Cependant, en application des dispositions de l’article L. 3211-12-4 du code de la santé publique, l’appel formé à l’encontre de l’ordonnance mentionnée au premier alinéa n’est pas suspensif. Le premier président de la cour d’appel ou son délégué statue alors à bref délai dans des conditions définies par décret en Conseil d’Etat.
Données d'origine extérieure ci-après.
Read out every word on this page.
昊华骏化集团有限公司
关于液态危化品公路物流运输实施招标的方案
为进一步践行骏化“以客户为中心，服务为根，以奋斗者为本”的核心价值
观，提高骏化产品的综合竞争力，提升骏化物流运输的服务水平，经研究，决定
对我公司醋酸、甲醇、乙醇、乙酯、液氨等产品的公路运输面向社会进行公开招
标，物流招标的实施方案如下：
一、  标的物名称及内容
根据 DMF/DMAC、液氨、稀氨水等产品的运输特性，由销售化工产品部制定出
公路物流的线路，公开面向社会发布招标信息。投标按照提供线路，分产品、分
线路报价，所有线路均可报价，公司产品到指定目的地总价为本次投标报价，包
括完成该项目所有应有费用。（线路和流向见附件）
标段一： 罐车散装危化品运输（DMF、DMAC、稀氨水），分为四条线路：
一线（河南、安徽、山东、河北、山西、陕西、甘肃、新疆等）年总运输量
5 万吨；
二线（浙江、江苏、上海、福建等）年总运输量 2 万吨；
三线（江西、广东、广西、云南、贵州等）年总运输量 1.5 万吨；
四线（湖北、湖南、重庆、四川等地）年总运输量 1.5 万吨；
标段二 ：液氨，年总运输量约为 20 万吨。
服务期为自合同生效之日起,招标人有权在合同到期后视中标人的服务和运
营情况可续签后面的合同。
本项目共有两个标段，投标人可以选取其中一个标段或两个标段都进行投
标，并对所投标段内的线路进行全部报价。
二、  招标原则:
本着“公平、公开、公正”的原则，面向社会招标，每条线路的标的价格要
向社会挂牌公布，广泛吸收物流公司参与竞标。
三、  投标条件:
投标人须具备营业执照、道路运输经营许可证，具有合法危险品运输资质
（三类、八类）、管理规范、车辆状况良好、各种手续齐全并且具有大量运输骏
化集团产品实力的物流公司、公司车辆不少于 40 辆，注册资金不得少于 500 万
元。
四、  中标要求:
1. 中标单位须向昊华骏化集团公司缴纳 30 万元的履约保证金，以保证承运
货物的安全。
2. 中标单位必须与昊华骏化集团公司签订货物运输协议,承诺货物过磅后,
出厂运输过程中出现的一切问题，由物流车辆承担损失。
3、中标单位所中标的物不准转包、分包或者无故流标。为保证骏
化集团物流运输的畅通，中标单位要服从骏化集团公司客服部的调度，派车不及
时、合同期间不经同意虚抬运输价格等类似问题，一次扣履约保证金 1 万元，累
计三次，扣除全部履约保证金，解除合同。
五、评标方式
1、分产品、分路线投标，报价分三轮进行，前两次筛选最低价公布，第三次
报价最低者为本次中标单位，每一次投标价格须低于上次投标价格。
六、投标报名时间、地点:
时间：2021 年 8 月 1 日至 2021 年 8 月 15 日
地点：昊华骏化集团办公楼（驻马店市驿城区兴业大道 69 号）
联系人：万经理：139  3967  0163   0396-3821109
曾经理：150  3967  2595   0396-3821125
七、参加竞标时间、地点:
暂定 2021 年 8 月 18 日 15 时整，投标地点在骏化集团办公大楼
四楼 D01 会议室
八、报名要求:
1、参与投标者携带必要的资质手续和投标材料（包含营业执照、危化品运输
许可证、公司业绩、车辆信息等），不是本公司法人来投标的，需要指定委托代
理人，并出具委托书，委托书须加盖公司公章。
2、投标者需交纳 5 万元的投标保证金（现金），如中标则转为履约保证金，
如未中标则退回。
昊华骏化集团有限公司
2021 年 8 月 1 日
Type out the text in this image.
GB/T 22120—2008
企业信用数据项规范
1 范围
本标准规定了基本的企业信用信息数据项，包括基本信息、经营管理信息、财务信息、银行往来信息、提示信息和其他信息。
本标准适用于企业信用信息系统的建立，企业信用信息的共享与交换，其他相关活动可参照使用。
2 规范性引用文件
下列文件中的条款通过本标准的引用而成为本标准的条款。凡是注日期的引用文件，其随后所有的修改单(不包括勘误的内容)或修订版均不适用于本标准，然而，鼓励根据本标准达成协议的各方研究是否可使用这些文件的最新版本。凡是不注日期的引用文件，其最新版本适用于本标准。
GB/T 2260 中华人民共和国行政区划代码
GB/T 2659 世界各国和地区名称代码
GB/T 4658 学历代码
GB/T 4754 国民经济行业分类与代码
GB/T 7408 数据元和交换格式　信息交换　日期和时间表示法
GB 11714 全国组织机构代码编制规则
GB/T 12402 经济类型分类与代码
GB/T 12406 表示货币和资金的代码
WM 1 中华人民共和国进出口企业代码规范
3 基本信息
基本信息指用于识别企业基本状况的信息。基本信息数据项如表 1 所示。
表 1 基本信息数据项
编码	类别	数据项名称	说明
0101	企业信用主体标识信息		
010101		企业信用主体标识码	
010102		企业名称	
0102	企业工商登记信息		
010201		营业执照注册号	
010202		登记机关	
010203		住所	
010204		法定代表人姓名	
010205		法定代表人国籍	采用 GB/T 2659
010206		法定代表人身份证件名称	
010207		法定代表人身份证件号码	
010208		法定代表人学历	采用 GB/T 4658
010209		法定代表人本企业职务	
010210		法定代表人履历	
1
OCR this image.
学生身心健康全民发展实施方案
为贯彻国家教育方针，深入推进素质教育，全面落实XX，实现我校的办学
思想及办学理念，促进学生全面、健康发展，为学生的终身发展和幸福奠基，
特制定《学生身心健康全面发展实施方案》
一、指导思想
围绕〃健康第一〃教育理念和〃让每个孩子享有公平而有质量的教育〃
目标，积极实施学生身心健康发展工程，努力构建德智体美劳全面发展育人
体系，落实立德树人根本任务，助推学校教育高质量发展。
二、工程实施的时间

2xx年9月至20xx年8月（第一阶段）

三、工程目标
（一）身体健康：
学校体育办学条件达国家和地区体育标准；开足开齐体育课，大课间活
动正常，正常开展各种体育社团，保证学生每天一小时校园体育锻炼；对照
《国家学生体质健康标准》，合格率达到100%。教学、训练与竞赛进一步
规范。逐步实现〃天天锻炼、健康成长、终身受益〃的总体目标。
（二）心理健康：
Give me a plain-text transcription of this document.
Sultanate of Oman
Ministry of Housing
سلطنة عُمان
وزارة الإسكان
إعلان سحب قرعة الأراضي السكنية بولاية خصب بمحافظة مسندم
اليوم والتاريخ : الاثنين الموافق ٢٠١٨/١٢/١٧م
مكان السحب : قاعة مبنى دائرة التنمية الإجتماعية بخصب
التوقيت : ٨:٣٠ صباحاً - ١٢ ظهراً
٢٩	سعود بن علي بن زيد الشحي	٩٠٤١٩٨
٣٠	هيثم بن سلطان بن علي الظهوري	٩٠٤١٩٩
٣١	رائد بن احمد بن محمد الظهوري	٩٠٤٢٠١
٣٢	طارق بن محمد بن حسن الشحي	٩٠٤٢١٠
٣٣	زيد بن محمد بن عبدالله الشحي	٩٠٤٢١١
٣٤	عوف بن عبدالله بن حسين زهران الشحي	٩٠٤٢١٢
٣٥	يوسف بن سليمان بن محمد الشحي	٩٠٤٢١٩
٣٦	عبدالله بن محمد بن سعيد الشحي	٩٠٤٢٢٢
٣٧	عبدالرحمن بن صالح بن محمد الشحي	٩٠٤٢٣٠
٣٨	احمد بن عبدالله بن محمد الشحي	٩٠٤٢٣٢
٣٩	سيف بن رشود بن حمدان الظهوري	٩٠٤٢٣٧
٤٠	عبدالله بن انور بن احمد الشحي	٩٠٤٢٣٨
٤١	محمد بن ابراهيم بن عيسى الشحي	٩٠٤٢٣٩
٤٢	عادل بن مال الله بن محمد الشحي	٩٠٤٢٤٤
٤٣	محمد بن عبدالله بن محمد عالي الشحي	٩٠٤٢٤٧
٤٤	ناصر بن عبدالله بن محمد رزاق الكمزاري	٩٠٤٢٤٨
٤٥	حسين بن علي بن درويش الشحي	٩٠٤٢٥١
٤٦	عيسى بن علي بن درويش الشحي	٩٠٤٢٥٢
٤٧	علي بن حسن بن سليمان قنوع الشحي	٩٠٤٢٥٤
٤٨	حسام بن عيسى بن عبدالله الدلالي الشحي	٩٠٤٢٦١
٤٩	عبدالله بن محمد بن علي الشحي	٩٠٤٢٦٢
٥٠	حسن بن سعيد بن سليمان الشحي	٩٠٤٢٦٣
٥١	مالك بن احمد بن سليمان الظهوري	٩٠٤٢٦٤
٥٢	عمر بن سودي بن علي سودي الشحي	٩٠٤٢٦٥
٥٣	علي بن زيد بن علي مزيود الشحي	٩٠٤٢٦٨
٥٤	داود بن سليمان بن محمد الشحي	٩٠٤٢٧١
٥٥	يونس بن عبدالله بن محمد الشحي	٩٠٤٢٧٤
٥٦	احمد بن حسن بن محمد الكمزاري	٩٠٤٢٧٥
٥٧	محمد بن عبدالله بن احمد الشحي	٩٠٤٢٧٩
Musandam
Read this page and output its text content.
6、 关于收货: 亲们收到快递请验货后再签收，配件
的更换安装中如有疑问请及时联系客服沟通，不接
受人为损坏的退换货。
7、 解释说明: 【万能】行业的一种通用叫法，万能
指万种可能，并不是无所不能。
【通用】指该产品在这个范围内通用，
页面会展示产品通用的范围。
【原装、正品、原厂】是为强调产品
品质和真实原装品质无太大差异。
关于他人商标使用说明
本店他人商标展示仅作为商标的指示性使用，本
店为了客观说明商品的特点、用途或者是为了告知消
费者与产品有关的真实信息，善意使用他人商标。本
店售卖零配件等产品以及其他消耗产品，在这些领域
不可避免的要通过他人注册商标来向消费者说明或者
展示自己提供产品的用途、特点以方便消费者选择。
Lorsque l’ordonnance mentionnée au même premier alinéa a été prise en application de l’article L. 3211-12-1, un avis rendu par un psychiatre de l’établissement d’accueil de la personne admise en soins psychiatriques sans consentement se prononçant sur la nécessité de poursuivre l’hospitalisation complète est adressé au greffe de la cour d’appel au plus tard quarante-huit heures avant l’audience.
En l’espèce, la décision a été prise en application des dispositions de l’article L. 3211-12-1 du code de la santé publique et force est de relever qu’aucun avis actualisé relativement à la situation de M. [H] n’est parvenu au greffe avant l’audience, de sorte que nonobstant la nécessité de la poursuite des soins psychiatriques pour l’intéressé, l’ordonnance déférée ne peut qu’être infirmée, le juge d’appel n’ayant pas été mis en capacité de vérifier, à la date où il statue la nécessité de soins psychiatriques sans contentement, d’autant que l’audition de M. [H] a mis en évidence qu’il devait être convaincu de l’utilité du traitement et qu’il amorçait une adhésion au protocole de soins.
Dans ces conditions, l’ordonnance déférée doit être infirmée.
Les dépens sont à la charge de l’Etat.
Par ces motifs
Nous, magistrat délégué par le premier président, statuant par ordonnance rendue en dernier ressort, par mise à disposition au greffe après avis donné aux parties,
— déclarons recevable l’appel
— infirmons l’ordonnance déférée,
— disons que les dépens sont à la charge de l’Etat.